Сервас испытал огромное облегчение. Но тотчас же возникли вопросы. Может ли это преступление быть связано с появлением и очередным исчезновением Марианны? И не могут ли два таких необычных случая, происшедших с интервалом всего в несколько часов, да еще в сельской местности, не привыкшей к таким событиям, быть связаны между собой?
– Где? – спросил он, допил свой кофе и встал.
– В глубине долины Лис. Если двигаться по дороге в Эгвив, вместо того, чтобы свернуть налево на департаментскую дорогу, сверните направо. Дорога там колдобистая, по ней надо проехать километра три. В конце дороги небольшое озеро, там его и нашли…
– Поеду, взгляну, – сказал Сервас. – Я буду держать вас в курсе.
Монахи приумолкли, пытаясь уловить, о чем они говорят. Видимо, их смутил мрачный вид настоятеля. Отец Адриэль покачал головой. Вид у него был подавленный.
– Зло существует, – произнес он замогильным голосом. – И Сатана существует. И он – не абстракция, а конкретный человек. Тот, что толкает нас удалиться и отделиться от Бога.
Он бросил на Серваса строгий, проницательный взгляд.
– «Зло – это то, что существует, но существовать не должно. А мы не в состоянии сказать, почему оно существует», – ответил Сервас, цитируя Поля Рикёра[18].

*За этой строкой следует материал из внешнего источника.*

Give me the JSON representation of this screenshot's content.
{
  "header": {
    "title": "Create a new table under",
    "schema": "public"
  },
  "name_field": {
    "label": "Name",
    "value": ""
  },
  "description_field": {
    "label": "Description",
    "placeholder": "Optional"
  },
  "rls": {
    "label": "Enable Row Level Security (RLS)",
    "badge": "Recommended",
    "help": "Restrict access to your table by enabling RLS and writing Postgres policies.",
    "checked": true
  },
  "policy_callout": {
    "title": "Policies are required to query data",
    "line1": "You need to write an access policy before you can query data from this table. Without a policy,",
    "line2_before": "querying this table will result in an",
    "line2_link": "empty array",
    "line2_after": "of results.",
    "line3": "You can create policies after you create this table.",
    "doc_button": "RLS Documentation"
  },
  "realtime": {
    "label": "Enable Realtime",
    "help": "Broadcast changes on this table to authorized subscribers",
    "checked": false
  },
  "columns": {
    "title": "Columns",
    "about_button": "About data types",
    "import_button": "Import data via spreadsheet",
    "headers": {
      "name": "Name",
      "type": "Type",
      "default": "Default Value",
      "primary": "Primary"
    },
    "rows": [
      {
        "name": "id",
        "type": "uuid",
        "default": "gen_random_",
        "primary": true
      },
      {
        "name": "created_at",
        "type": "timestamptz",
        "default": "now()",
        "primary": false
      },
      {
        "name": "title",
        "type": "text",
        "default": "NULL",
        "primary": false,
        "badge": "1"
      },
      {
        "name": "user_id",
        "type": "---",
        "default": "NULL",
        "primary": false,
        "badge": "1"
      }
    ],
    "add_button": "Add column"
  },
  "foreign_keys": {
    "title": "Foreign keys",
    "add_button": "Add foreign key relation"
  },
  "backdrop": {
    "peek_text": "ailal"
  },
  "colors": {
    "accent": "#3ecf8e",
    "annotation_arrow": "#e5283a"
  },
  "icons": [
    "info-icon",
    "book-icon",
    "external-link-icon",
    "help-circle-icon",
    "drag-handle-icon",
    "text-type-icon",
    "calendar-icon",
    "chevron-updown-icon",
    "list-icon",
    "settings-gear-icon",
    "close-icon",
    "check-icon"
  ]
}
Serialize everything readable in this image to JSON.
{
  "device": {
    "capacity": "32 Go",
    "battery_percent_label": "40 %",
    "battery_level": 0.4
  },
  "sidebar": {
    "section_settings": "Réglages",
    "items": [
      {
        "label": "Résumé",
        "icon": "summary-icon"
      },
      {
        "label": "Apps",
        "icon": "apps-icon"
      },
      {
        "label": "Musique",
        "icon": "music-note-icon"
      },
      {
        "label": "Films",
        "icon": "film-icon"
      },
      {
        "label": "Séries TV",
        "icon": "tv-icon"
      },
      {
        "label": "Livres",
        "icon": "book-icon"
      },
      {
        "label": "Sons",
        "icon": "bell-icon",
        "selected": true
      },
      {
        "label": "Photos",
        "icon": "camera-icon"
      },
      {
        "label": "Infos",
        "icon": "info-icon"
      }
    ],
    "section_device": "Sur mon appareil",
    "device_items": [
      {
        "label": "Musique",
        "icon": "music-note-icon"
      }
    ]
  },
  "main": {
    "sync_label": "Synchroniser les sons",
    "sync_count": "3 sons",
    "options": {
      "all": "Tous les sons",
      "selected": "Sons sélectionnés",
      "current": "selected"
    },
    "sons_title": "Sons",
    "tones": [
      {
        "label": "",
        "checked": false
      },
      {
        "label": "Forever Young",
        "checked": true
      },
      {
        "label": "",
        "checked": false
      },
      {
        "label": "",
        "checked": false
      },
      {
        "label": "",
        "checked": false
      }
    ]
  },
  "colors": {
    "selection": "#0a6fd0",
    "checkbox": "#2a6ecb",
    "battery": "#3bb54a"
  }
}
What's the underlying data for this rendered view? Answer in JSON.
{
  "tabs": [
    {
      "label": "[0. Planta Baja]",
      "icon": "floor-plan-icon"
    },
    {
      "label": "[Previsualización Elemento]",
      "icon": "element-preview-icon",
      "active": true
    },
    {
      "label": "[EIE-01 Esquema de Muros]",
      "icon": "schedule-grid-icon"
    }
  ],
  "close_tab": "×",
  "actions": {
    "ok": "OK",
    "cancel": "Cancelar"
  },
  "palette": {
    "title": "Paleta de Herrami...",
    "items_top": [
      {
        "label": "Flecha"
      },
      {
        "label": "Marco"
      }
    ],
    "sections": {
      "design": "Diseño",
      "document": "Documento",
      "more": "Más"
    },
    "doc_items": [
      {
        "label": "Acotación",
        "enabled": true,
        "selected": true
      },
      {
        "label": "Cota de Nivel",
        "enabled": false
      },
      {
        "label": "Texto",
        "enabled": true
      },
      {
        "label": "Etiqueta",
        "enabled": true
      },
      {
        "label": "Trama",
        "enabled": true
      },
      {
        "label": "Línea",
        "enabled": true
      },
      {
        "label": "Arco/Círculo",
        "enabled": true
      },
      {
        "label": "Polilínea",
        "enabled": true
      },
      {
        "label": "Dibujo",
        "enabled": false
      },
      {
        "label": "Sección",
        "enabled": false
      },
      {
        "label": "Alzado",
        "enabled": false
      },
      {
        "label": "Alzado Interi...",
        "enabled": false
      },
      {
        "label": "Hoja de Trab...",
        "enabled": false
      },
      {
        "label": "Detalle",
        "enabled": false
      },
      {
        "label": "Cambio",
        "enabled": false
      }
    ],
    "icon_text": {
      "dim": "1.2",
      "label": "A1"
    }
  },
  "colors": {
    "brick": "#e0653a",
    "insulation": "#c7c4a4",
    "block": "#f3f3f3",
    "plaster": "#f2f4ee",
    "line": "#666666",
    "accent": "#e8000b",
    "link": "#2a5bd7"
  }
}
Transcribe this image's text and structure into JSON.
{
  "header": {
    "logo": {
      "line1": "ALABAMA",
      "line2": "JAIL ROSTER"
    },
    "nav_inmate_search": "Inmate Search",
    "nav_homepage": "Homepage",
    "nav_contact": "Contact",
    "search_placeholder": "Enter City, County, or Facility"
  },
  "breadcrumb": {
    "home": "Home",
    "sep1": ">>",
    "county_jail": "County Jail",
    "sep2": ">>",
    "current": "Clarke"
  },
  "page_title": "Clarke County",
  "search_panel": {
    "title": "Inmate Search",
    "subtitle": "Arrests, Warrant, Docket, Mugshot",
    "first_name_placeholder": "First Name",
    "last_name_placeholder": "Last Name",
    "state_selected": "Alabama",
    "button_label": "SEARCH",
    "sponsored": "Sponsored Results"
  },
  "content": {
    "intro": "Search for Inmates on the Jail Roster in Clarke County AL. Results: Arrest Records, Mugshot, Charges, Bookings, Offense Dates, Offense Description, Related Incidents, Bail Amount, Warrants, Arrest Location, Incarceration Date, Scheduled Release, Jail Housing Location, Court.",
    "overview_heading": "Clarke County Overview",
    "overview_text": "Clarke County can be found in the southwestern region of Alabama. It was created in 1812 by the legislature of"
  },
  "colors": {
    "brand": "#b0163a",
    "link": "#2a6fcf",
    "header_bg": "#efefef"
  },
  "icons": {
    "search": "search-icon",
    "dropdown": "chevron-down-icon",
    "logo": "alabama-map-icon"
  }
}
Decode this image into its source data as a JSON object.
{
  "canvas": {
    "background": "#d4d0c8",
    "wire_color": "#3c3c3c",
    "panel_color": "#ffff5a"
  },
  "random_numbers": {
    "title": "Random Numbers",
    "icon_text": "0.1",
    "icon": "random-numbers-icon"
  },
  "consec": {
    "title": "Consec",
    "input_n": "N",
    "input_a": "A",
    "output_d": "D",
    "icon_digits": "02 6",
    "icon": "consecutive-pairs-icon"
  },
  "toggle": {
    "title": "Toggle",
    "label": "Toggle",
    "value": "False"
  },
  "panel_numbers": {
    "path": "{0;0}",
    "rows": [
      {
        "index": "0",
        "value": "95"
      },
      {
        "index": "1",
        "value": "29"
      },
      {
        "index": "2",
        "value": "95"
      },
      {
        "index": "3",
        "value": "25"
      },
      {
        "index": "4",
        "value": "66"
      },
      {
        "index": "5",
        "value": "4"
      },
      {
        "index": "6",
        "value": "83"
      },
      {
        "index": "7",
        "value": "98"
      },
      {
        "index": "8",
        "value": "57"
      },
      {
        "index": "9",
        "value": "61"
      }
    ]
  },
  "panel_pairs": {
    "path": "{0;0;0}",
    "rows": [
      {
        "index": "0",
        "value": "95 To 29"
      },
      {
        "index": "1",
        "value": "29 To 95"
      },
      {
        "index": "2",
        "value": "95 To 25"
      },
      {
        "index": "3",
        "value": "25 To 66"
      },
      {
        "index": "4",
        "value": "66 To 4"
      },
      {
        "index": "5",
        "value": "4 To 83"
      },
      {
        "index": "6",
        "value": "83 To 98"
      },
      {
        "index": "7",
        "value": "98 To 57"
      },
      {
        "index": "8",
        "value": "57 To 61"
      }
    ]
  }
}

Аббат не мог скрыть удивления: сыщик-философ, надо же! А Сервас положил руку ему на запястье, крепко стиснул и вышел из трапезной.
Он ехал по освещенной ярким солнцем дороге, и пейзаж перед ним расстилался прекрасный. По краям дороги уступами поднимались горные склоны, не уступавшие полям для гольфа свежей зеленью травы с россыпью белых цветов; виднелись тенистые подлески и высокие вершины, которые касались голубого неба; на границах лугов и песчаных осыпей фонтанчиками били источники. И то, что в таком буколическом, просто райском месте было совершено жестокое преступление, возмущало еще больше.
Чем дальше в горы он уезжал, тем уже становилась дорога. Описывая крутой вираж, она шла вдоль реки, и чистый голос воды долетал до Серваса через открытое окно. За последним поворотом, напоминавшим шпильку для волос, за небольшой рощицей он, наконец, увидел автомобили региональной полицейской службы По: «Форд Рейнджер» и «Пежо Партнер», оба синие с белой полосой, и фургон с приподнятой крышей, где располагались техники и научный отдел. В этом месте дорога изгибалась буквой S, и на уровне первого изгиба он заметил много припаркованных машин.
Он остановился позади них и зашагал к желтой ленте, которая перегораживала дорогу чуть дальше, там, где кончался асфальт, и едва не вывернул себе лодыжку, ударившись о какой-то булыжник. Там уже собралась небольшая толпа. Он подошел к молодому регулировщику.